Simon Yomkuey is a Comboni Missionary from South Sudan. He is in second year at St Joseph’s Theological Institute at Cedara in Pietermaritzburg, Kwa-Zulu Natal, South Africa. He shares with us his vocation journey.
I was born in 1988 in Mayom County, Unity State in South Sudan. We are four boys and two girls in the family, all Catholics. My father died when I was about 8 years old and my mother died in 2006 when I was at university.
I moved to Khartoum with my brother in 1993. We had a house in the area of Omdurman and I attended the Comboni primary school in Bahry. From childhood, I was very active in the parish run by the Comboni Missionaries. I was an altar server, a choir conductor, a member of the parish council and chairperson of the Legion of Mary, a strong movement in the Catholic Church of Sudan.
During secondary school, I started showing more interest in the Comboni Missionaries. When I finished school, Fr Norberto Stonfer and Fr Adam Dawd Abushok, a diocesan with whom I used to share my queries, advised me to continue studying: “You can always tell us if you are still interested, after university. We know you very well; it will be very easy for us to recommend you.” So, I proceeded to the School of Management in the Department of accounting and finance. In 2011, the independence referendum of South Sudan was celebrated, and the university was transferred to its original place, Juba. I moved there where I graduated in 2013.

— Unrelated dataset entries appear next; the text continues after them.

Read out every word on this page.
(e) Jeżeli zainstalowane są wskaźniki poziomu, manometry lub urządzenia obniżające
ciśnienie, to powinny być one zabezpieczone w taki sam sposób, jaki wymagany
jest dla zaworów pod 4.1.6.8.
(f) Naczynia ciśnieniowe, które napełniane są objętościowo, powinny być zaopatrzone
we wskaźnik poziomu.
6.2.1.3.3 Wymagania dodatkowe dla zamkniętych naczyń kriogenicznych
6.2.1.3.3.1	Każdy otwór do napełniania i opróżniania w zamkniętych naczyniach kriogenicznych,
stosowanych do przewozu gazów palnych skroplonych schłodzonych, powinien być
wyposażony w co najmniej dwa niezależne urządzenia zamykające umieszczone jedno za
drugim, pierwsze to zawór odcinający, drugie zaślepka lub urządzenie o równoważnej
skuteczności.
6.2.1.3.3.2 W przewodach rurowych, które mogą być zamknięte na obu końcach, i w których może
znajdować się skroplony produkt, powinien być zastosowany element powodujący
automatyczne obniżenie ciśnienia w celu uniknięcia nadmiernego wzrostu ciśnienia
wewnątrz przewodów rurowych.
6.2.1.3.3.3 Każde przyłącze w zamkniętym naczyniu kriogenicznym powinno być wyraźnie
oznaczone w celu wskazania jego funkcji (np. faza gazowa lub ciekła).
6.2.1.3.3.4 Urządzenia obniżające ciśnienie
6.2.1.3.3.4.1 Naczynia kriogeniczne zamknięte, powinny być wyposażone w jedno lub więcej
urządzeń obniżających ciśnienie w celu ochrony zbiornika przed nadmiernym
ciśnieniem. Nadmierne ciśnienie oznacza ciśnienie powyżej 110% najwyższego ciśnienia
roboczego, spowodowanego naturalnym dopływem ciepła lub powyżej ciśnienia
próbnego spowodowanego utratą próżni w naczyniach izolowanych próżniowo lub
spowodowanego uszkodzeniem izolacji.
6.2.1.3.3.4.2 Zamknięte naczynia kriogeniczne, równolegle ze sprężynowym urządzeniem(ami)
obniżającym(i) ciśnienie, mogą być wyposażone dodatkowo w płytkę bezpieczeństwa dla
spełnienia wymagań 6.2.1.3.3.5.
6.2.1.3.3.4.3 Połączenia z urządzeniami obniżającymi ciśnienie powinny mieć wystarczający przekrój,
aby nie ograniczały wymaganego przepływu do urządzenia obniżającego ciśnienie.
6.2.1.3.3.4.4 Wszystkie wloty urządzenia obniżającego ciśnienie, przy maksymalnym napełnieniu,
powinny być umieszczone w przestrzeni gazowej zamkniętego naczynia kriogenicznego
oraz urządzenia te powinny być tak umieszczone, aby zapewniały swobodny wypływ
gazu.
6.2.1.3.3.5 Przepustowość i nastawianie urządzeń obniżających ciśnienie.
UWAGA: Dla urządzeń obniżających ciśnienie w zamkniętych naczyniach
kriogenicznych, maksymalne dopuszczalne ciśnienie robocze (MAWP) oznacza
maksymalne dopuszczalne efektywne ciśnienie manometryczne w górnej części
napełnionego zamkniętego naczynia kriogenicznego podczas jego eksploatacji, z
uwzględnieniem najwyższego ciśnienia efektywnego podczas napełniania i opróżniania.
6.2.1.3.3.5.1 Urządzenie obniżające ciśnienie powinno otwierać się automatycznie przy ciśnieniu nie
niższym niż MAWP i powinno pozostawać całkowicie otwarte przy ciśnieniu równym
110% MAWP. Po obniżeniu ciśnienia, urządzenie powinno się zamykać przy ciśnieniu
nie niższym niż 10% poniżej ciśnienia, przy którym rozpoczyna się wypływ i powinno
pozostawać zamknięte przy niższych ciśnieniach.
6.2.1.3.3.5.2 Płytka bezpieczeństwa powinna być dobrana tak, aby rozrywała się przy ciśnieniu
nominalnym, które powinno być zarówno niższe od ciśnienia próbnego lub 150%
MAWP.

When I was in Juba, I met a Comboni Missionary and I told him that I was interested in meeting the Combonis. A few days later I met Fr. Fr Louis Okot. He invited me to a one-year programme called ‘come and see,’ during which we used to meet many aspirants, boys and girls, in the provincial house, every last Saturday of the month. They would explain to us about vocations, providing booklets on the life of Comboni, and other material.

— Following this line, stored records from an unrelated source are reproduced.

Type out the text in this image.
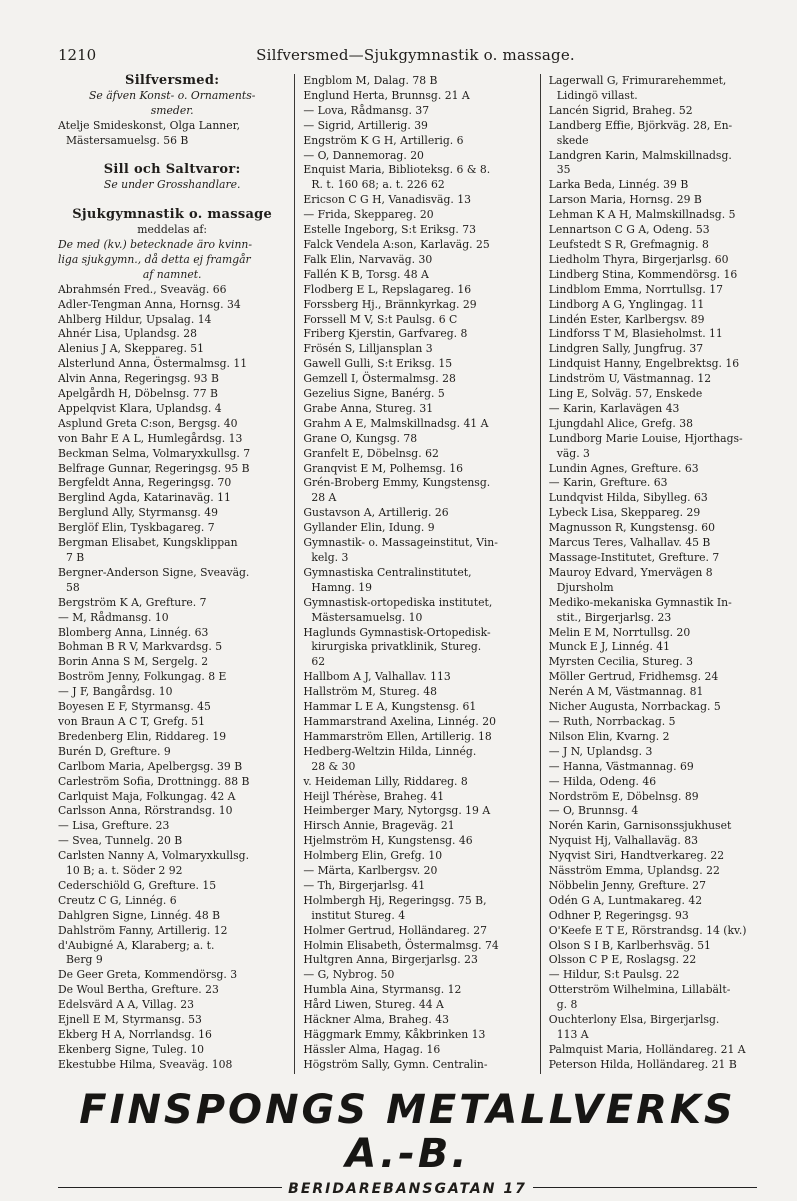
1210	Silfversmed—Sjukgymnastik o. massage.
Silfversmed:
Se äfven Konst- o. Ornaments-
smeder.
Atelje Smideskonst, Olga Lanner,
Mästersamuelsg. 56 B

Sill och Saltvaror:
Se under Grosshandlare.

Sjukgymnastik o. massage
meddelas af:
De med (kv.) betecknade äro kvinn-
liga sjukgymn., då detta ej framgår
af namnet.
Abrahmsén Fred., Sveaväg. 66
Adler-Tengman Anna, Hornsg. 34
Ahlberg Hildur, Upsalag. 14
Ahnér Lisa, Uplandsg. 28
Alenius J A, Skeppareg. 51
Alsterlund Anna, Östermalmsg. 11
Alvin Anna, Regeringsg. 93 B
Apelgårdh H, Döbelnsg. 77 B
Appelqvist Klara, Uplandsg. 4
Asplund Greta C:son, Bergsg. 40
von Bahr E A L, Humlegårdsg. 13
Beckman Selma, Volmaryxkullsg. 7
Belfrage Gunnar, Regeringsg. 95 B
Bergfeldt Anna, Regeringsg. 70
Berglind Agda, Katarinaväg. 11
Berglund Ally, Styrmansg. 49
Berglöf Elin, Tyskbagareg. 7
Bergman Elisabet, Kungsklippan
7 B
Bergner-Anderson Signe, Sveaväg.
58
Bergström K A, Grefture. 7
— M, Rådmansg. 10
Blomberg Anna, Linnég. 63
Bohman B R V, Markvardsg. 5
Borin Anna S M, Sergelg. 2
Boström Jenny, Folkungag. 8 E
— J F, Bangårdsg. 10
Boyesen E F, Styrmansg. 45
von Braun A C T, Grefg. 51
Bredenberg Elin, Riddareg. 19
Burén D, Grefture. 9
Carlbom Maria, Apelbergsg. 39 B
Carleström Sofia, Drottningg. 88 B
Carlquist Maja, Folkungag. 42 A
Carlsson Anna, Rörstrandsg. 10
— Lisa, Grefture. 23
— Svea, Tunnelg. 20 B
Carlsten Nanny A, Volmaryxkullsg.
10 B; a. t. Söder 2 92
Cederschiöld G, Grefture. 15
Creutz C G, Linnég. 6
Dahlgren Signe, Linnég. 48 B
Dahlström Fanny, Artillerig. 12
d'Aubigné A, Klaraberg; a. t.
Berg 9
De Geer Greta, Kommendörsg. 3
De Woul Bertha, Grefture. 23
Edelsvärd A A, Villag. 23
Ejnell E M, Styrmansg. 53
Ekberg H A, Norrlandsg. 16
Ekenberg Signe, Tuleg. 10
Ekestubbe Hilma, Sveaväg. 108
Engblom M, Dalag. 78 B
Englund Herta, Brunnsg. 21 A
— Lova, Rådmansg. 37
— Sigrid, Artillerig. 39
Engström K G H, Artillerig. 6
— O, Dannemorag. 20
Enquist Maria, Biblioteksg. 6 & 8.
R. t. 160 68; a. t. 226 62
Ericson C G H, Vanadisväg. 13
— Frida, Skeppareg. 20
Estelle Ingeborg, S:t Eriksg. 73
Falck Vendela A:son, Karlaväg. 25
Falk Elin, Narvaväg. 30
Fallén K B, Torsg. 48 A
Flodberg E L, Repslagareg. 16
Forssberg Hj., Brännkyrkag. 29
Forssell M V, S:t Paulsg. 6 C
Friberg Kjerstin, Garfvareg. 8
Frösén S, Lilljansplan 3
Gawell Gulli, S:t Eriksg. 15
Gemzell I, Östermalmsg. 28
Gezelius Signe, Banérg. 5
Grabe Anna, Stureg. 31
Grahm A E, Malmskillnadsg. 41 A
Grane O, Kungsg. 78
Granfelt E, Döbelnsg. 62
Granqvist E M, Polhemsg. 16
Grén-Broberg Emmy, Kungstensg.
28 A
Gustavson A, Artillerig. 26
Gyllander Elin, Idung. 9
Gymnastik- o. Massageinstitut, Vin-
kelg. 3
Gymnastiska Centralinstitutet,
Hamng. 19
Gymnastisk-ortopediska institutet,
Mästersamuelsg. 10
Haglunds Gymnastisk-Ortopedisk-
kirurgiska privatklinik, Stureg.
62
Hallbom A J, Valhallav. 113
Hallström M, Stureg. 48
Hammar L E A, Kungstensg. 61
Hammarstrand Axelina, Linnég. 20
Hammarström Ellen, Artillerig. 18
Hedberg-Weltzin Hilda, Linnég.
28 & 30
v. Heideman Lilly, Riddareg. 8
Heijl Thérèse, Braheg. 41
Heimberger Mary, Nytorgsg. 19 A
Hirsch Annie, Brageväg. 21
Hjelmström H, Kungstensg. 46
Holmberg Elin, Grefg. 10
— Märta, Karlbergsv. 20
— Th, Birgerjarlsg. 41
Holmbergh Hj, Regeringsg. 75 B,
institut Stureg. 4
Holmer Gertrud, Holländareg. 27
Holmin Elisabeth, Östermalmsg. 74
Hultgren Anna, Birgerjarlsg. 23
— G, Nybrog. 50
Humbla Aina, Styrmansg. 12
Hård Liwen, Stureg. 44 A
Häckner Alma, Braheg. 43
Häggmark Emmy, Kåkbrinken 13
Hässler Alma, Hagag. 16
Högström Sally, Gymn. Centralin-
Lagerwall G, Frimurarehemmet,
Lidingö villast.
Lancén Sigrid, Braheg. 52
Landberg Effie, Björkväg. 28, En-
skede
Landgren Karin, Malmskillnadsg.
35
Larka Beda, Linnég. 39 B
Larson Maria, Hornsg. 29 B
Lehman K A H, Malmskillnadsg. 5
Lennartson C G A, Odeng. 53
Leufstedt S R, Grefmagnig. 8
Liedholm Thyra, Birgerjarlsg. 60
Lindberg Stina, Kommendörsg. 16
Lindblom Emma, Norrtullsg. 17
Lindborg A G, Ynglingag. 11
Lindén Ester, Karlbergsv. 89
Lindforss T M, Blasieholmst. 11
Lindgren Sally, Jungfrug. 37
Lindquist Hanny, Engelbrektsg. 16
Lindström U, Västmannag. 12
Ling E, Solväg. 57, Enskede
— Karin, Karlavägen 43
Ljungdahl Alice, Grefg. 38
Lundborg Marie Louise, Hjorthags-
väg. 3
Lundin Agnes, Grefture. 63
— Karin, Grefture. 63
Lundqvist Hilda, Sibylleg. 63
Lybeck Lisa, Skeppareg. 29
Magnusson R, Kungstensg. 60
Marcus Teres, Valhallav. 45 B
Massage-Institutet, Grefture. 7
Mauroy Edvard, Ymervägen 8
Djursholm
Mediko-mekaniska Gymnastik In-
stit., Birgerjarlsg. 23
Melin E M, Norrtullsg. 20
Munck E J, Linnég. 41
Myrsten Cecilia, Stureg. 3
Möller Gertrud, Fridhemsg. 24
Nerén A M, Västmannag. 81
Nicher Augusta, Norrbackag. 5
— Ruth, Norrbackag. 5
Nilson Elin, Kvarng. 2
— J N, Uplandsg. 3
— Hanna, Västmannag. 69
— Hilda, Odeng. 46
Nordström E, Döbelnsg. 89
— O, Brunnsg. 4
Norén Karin, Garnisonssjukhuset
Nyquist Hj, Valhallaväg. 83
Nyqvist Siri, Handtverkareg. 22
Näsström Emma, Uplandsg. 22
Nöbbelin Jenny, Grefture. 27
Odén G A, Luntmakareg. 42
Odhner P, Regeringsg. 93
O'Keefe E T E, Rörstrandsg. 14 (kv.)
Olson S I B, Karlberhsväg. 51
Olsson C P E, Roslagsg. 22
— Hildur, S:t Paulsg. 22
Otterström Wilhelmina, Lillabält-
g. 8
Ouchterlony Elsa, Birgerjarlsg.
113 A
Palmquist Maria, Holländareg. 21 A
Peterson Hilda, Holländareg. 21 B
FINSPONGS METALLVERKS A.-B.
BERIDAREBANSGATAN 17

After a year, in 2014, I was admitted to the six-month pre-postulancy, followed by an experience in a parish. Then, I moved to Nairobi for the postulancy, where I did a three-year philosophical course, followed by a two-year novitiate in Namugongo, Uganda. I professed my first religious vows, on 23 May 2020.
After the novitiate, I was assigned to the scholasticate of Pietermaritzburg, in South Africa. I could not visit my family—I had not seen them since 2018—because Uganda was under Covid lockdown. While waiting, I took the opportunity to stay in the Comboni community concerned with assisting the South Sudanese displaced in Uganda. When the borders eventually opened, I returned to Juba and, before South Africa could close them again, I entered the country.
Why did I decide to become a Comboni? A vocation is a mystery. I really admire some priests whom I have encountered. When I was at university, I had a strange feeling, as if I was forgetting something, or something was missing in me, though I couldn’t name it. I used to prepare my school books, clothes and shoes for the following day, yet my mind kept telling me that something was missing.
When the idea of joining the Comboni Missionaries came, suddenly, that strange feeling disappeared. What inspired me, from the few Comboni’s whom I knew in my parish, was their simplicity and kindness, their sense of belonging and especially their way of welcoming people, listening and trusting them. No one considered himself greater than the others; there was an element of equality. I also learned from their sacrifices. All this motivated me to join them.
In these years I have learned how to live with people of different backgrounds, cultures and ideas. I have gained education: philosophical and theological studies, catechesis and knowledge about St Daniel Comboni and how he started this Congregation.
When I think of our founder Daniel Comboni I feel how he was passionate about taking the Word of God to those who had not heard of it; he sacrificed a lot and put his feet in the shoes of others. His homily at Khartoum, after coming back from Italy, when he said: ‘I have come back among you today. I left you, but my heart was still with you. Young and old, poor and rich, healthy and sick, I will be your servant,’ inspired me a lot. I try to imagine the area where he was staying, both in South and North Sudan, difficult places, a foreigner coming from very far—it was not easy.
My dream is to share the Word of God with those who have not heard it. It can be done physically, or through the mass media. Technology allows us to reach far beyond our surroundings. My aim is to reach those that are abandoned and disowned, like those living in slums.
We need to resolve their condition of abandonment and also engage with those who try to isolate them from society. People need to understand that we are all the same, though with different talents. The only difference is how we use them. Those who consider themselves higher than others must comprehend that what they are now was not of their own making, but God was behind their success.